Now, I know that women generally have a bad name as petty, opportunistic parasites that often thrive on the financial infirmities of males. Put simply, women are often perceived as being gold-diggers, mining the wealth out of men for their own gain. But I think even those among us, who don’t consider ourselves as such, would draw the line at a man’s attempt to pass off an abstract construct like time as a gift on an important day.

To me, that reeks of cheapness and laziness. Yes, this is Zimbabwe. And yes, times are rough (though I am always startled by how many of my fellow citizens move around clutching serious wads of American dollars in their wallets and purses). But even Cupid – the hopeless little romantic that he is – would wing his way all the way here just to angle and shoot one of his arrows into the behind of such a man.

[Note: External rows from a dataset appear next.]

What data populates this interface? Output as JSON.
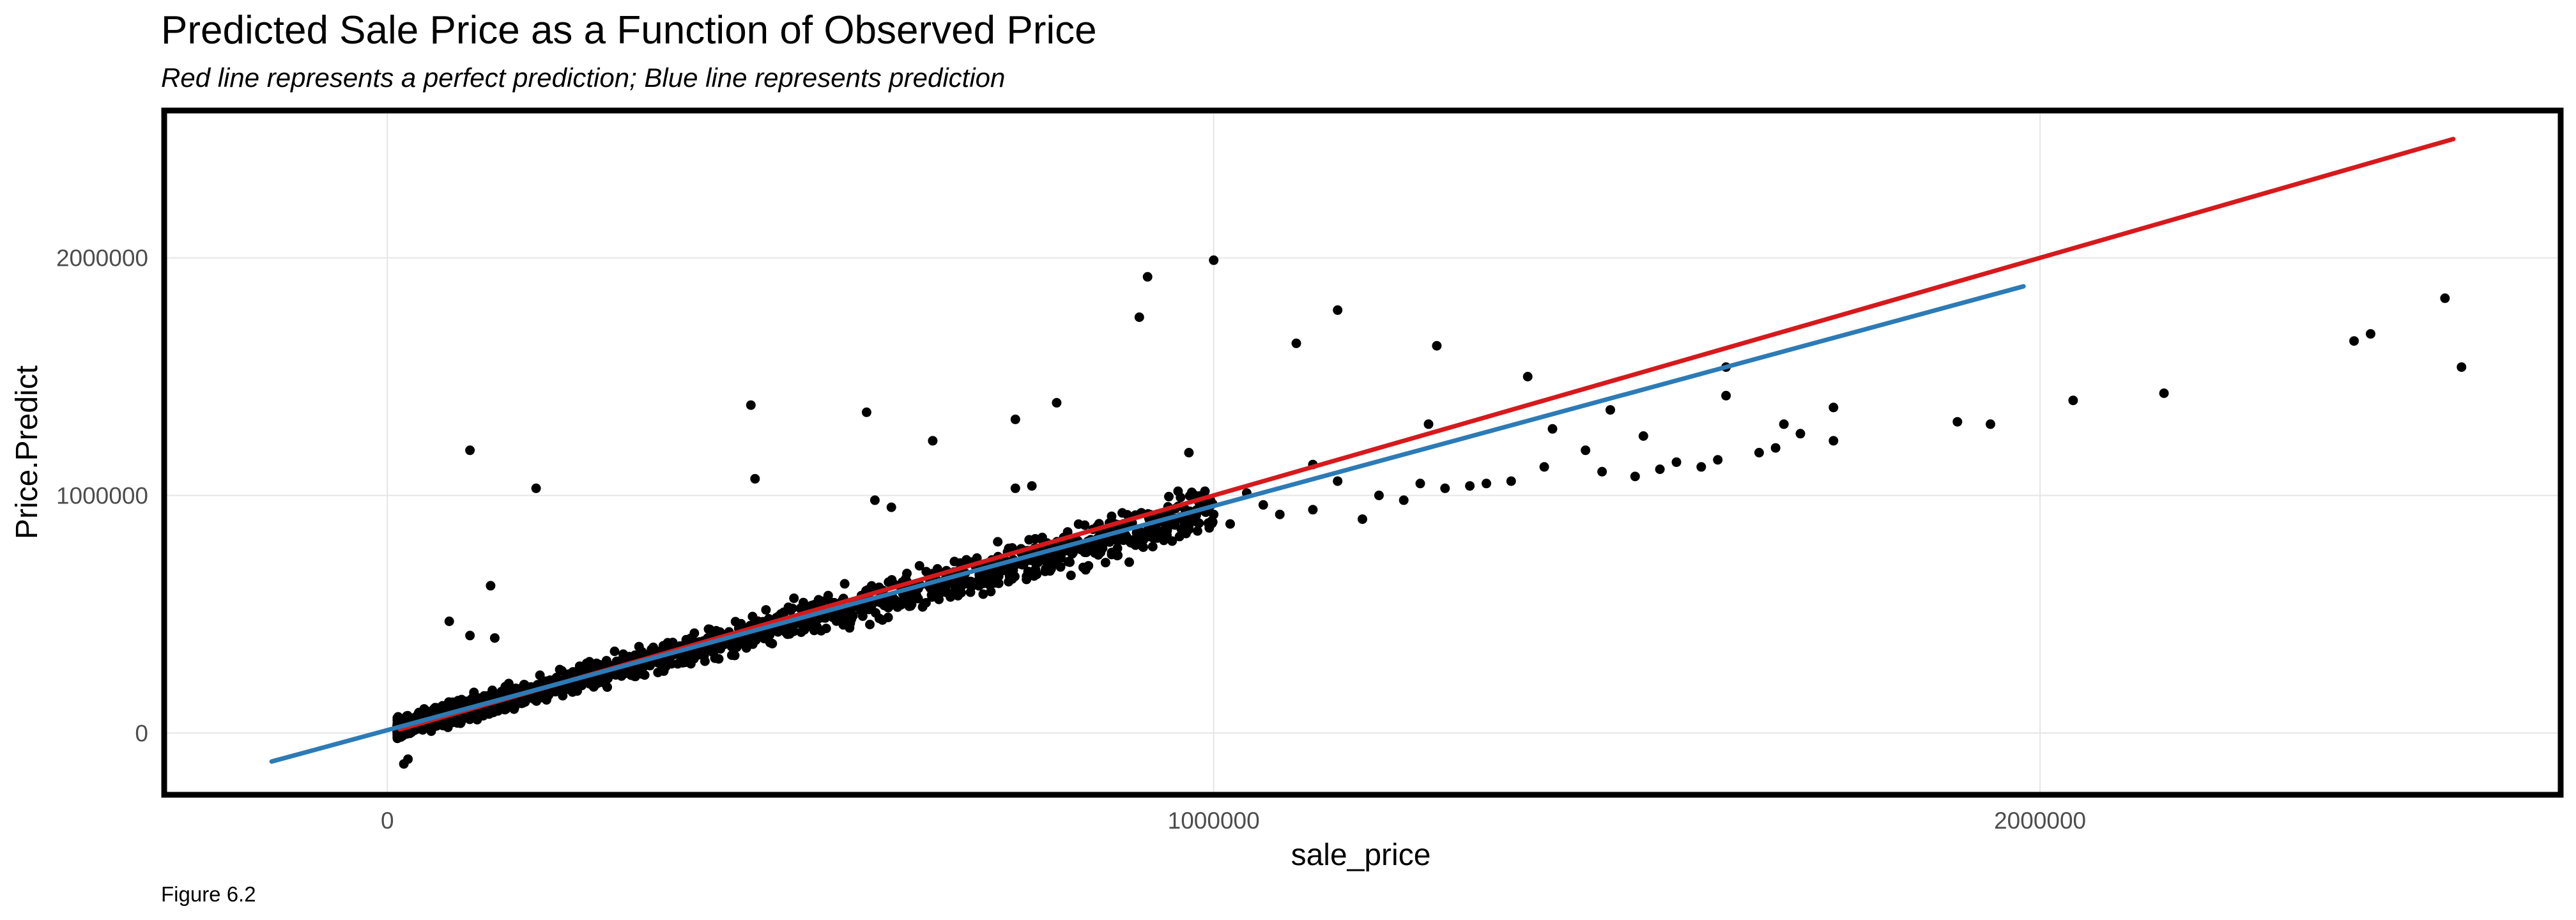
{
  "title": "Predicted Sale Price as a Function of Observed Price",
  "subtitle": "Red line represents a perfect prediction; Blue line represents prediction",
  "caption": "Figure 6.2",
  "colors": {
    "points": "#000000",
    "perfect_line": "#d7191c",
    "prediction_line": "#2c7bb6",
    "grid": "#e5e5e5",
    "panel_border": "#000000"
  },
  "chart_data": {
    "type": "scatter",
    "xlabel": "sale_price",
    "ylabel": "Price.Predict",
    "xlim": [
      -270000,
      2630000
    ],
    "ylim": [
      -260000,
      2620000
    ],
    "x_ticks": [
      0,
      1000000,
      2000000
    ],
    "x_tick_labels": [
      "0",
      "1000000",
      "2000000"
    ],
    "y_ticks": [
      0,
      1000000,
      2000000
    ],
    "y_tick_labels": [
      "0",
      "1000000",
      "2000000"
    ],
    "grid": true,
    "lines": [
      {
        "role": "perfect prediction",
        "color": "red",
        "x": [
          15000,
          2500000
        ],
        "y": [
          15000,
          2500000
        ]
      },
      {
        "role": "prediction",
        "color": "blue",
        "x": [
          -140000,
          1980000
        ],
        "y": [
          -120000,
          1880000
        ]
      }
    ],
    "band_points": {
      "x_range": [
        12000,
        1000000
      ],
      "y_model": "y ≈ 0.93·x + 10000 (dense cluster of several thousand observations)",
      "count": 1800
    },
    "scatter_points": [
      [
        100000,
        1190000
      ],
      [
        180000,
        1030000
      ],
      [
        125000,
        620000
      ],
      [
        75000,
        470000
      ],
      [
        100000,
        410000
      ],
      [
        130000,
        400000
      ],
      [
        20000,
        -130000
      ],
      [
        25000,
        -110000
      ],
      [
        440000,
        1380000
      ],
      [
        445000,
        1070000
      ],
      [
        580000,
        1350000
      ],
      [
        660000,
        1230000
      ],
      [
        760000,
        1320000
      ],
      [
        810000,
        1390000
      ],
      [
        780000,
        1040000
      ],
      [
        760000,
        1030000
      ],
      [
        920000,
        1920000
      ],
      [
        910000,
        1750000
      ],
      [
        1000000,
        1990000
      ],
      [
        970000,
        1180000
      ],
      [
        590000,
        980000
      ],
      [
        610000,
        950000
      ],
      [
        1100000,
        1640000
      ],
      [
        1150000,
        1780000
      ],
      [
        1270000,
        1630000
      ],
      [
        1380000,
        1500000
      ],
      [
        1120000,
        1130000
      ],
      [
        1150000,
        1060000
      ],
      [
        1060000,
        960000
      ],
      [
        1040000,
        1010000
      ],
      [
        1080000,
        920000
      ],
      [
        1120000,
        940000
      ],
      [
        1180000,
        900000
      ],
      [
        1200000,
        1000000
      ],
      [
        1250000,
        1050000
      ],
      [
        1260000,
        1300000
      ],
      [
        1310000,
        1040000
      ],
      [
        1330000,
        1050000
      ],
      [
        1360000,
        1060000
      ],
      [
        1400000,
        1120000
      ],
      [
        1410000,
        1280000
      ],
      [
        1450000,
        1190000
      ],
      [
        1480000,
        1360000
      ],
      [
        1510000,
        1080000
      ],
      [
        1520000,
        1250000
      ],
      [
        1540000,
        1110000
      ],
      [
        1560000,
        1140000
      ],
      [
        1590000,
        1120000
      ],
      [
        1610000,
        1150000
      ],
      [
        1620000,
        1420000
      ],
      [
        1620000,
        1540000
      ],
      [
        1660000,
        1180000
      ],
      [
        1680000,
        1200000
      ],
      [
        1690000,
        1300000
      ],
      [
        1710000,
        1260000
      ],
      [
        1750000,
        1370000
      ],
      [
        1750000,
        1230000
      ],
      [
        1900000,
        1310000
      ],
      [
        1940000,
        1300000
      ],
      [
        2040000,
        1400000
      ],
      [
        2150000,
        1430000
      ],
      [
        2380000,
        1650000
      ],
      [
        2400000,
        1680000
      ],
      [
        2490000,
        1830000
      ],
      [
        2510000,
        1540000
      ],
      [
        1280000,
        1030000
      ],
      [
        1230000,
        980000
      ],
      [
        1470000,
        1100000
      ],
      [
        1020000,
        880000
      ],
      [
        1000000,
        920000
      ],
      [
        950000,
        900000
      ],
      [
        930000,
        860000
      ],
      [
        900000,
        880000
      ]
    ]
  }
}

Shame on him, I say for thinking that his suggestion even constitutes a feasible gift idea. A gift for a special day needs to be something that can perceived through the senses, something she can shake about in its wrapped box, trying to guess its contents; something she can excitedly catch a whiff of, like perfume or a well-cooked meal; something palpable.

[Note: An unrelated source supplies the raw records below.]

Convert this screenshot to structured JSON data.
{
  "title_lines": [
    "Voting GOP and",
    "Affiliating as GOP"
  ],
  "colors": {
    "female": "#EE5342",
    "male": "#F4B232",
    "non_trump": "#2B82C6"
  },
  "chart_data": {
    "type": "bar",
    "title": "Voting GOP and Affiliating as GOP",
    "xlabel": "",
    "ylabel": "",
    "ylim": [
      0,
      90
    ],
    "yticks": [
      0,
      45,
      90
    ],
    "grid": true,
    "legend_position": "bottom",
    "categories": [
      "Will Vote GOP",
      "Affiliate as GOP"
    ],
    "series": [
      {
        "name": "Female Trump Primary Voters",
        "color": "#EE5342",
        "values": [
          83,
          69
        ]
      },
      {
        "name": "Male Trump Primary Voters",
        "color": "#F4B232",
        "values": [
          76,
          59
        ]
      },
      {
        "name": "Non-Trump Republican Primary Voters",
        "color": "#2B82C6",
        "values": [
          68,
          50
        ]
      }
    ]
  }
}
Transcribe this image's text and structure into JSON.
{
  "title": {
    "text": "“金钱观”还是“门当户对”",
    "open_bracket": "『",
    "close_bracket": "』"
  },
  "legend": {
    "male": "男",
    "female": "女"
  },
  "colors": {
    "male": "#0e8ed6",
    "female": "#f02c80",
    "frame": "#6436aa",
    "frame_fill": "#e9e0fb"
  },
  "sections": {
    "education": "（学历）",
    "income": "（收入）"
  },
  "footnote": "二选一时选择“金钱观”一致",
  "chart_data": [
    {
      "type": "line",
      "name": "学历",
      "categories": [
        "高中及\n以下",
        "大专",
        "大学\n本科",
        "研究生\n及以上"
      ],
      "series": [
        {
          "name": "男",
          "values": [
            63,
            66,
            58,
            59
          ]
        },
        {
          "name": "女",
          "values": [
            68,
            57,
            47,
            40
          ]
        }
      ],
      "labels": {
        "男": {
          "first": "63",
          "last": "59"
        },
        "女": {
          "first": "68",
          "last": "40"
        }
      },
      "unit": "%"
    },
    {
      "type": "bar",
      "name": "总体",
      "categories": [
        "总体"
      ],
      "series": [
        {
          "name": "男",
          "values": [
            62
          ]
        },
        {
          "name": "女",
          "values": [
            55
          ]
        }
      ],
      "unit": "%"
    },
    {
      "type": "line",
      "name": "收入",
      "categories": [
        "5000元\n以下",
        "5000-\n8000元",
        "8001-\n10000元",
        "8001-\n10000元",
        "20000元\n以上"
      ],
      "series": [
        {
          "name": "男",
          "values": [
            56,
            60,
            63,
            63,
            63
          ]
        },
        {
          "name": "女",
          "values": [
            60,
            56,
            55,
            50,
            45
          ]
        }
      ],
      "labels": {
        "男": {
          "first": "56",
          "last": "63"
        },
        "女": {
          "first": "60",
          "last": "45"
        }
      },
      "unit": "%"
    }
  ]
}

Besides, we Zimbabweans live in curious times. We suffer much and sacrifice even more -dreams, memories and even hopes. If there is any group of people whom I expect out on the streets, painting the town red with passionate and compassionate love this February 14, it is us. For when all else has ravaged us – political intimidation, economic deflation, scourges of violence and disease and condemnation – all that has remained to console us is love.

And whether you are a traditionalist who believes that V-Day is a commercial gimmick, or a fervent but cash-strapped romantic, I say to you, “Make the effort, this year!”

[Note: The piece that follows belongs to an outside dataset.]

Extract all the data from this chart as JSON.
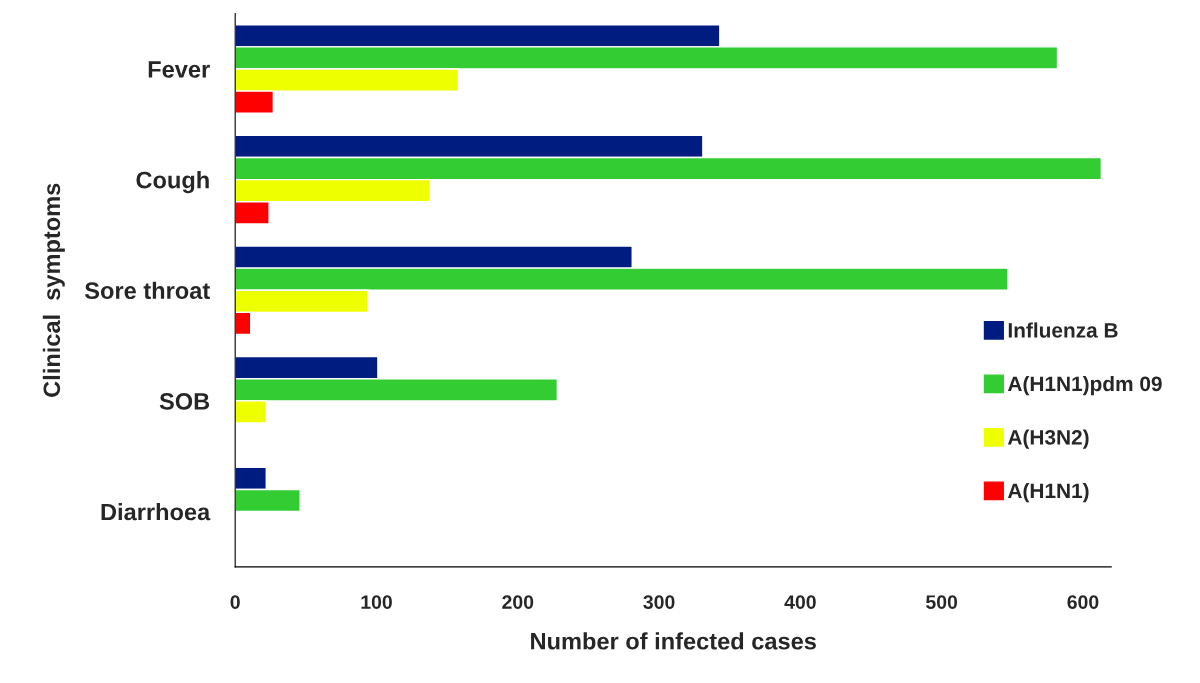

Pluck a simple flower from an overgrown bush, be patriotic and buy a packet of Zimbabwe-manufactured toffee sweets, or make a simple card with a meaningful message. Whatever it may be, make sure you do something special for someone you love. Our recent history has taught us to value what we have now because we have learned in a cruel way that the future is often not for us to control.

And like I told my friend, I endorse once more, “Time is a precious gift which your loved ones will greatly appreciate. Give it to them throughout the year, but on this special day, give them something more. Give them something they can move around showing off with pride at your love for them. A cheap gold-plated chain that will rust in a few weeks time will do, if that is really all you can afford. It is the moment, the day, the joy of being celebrated that matters.”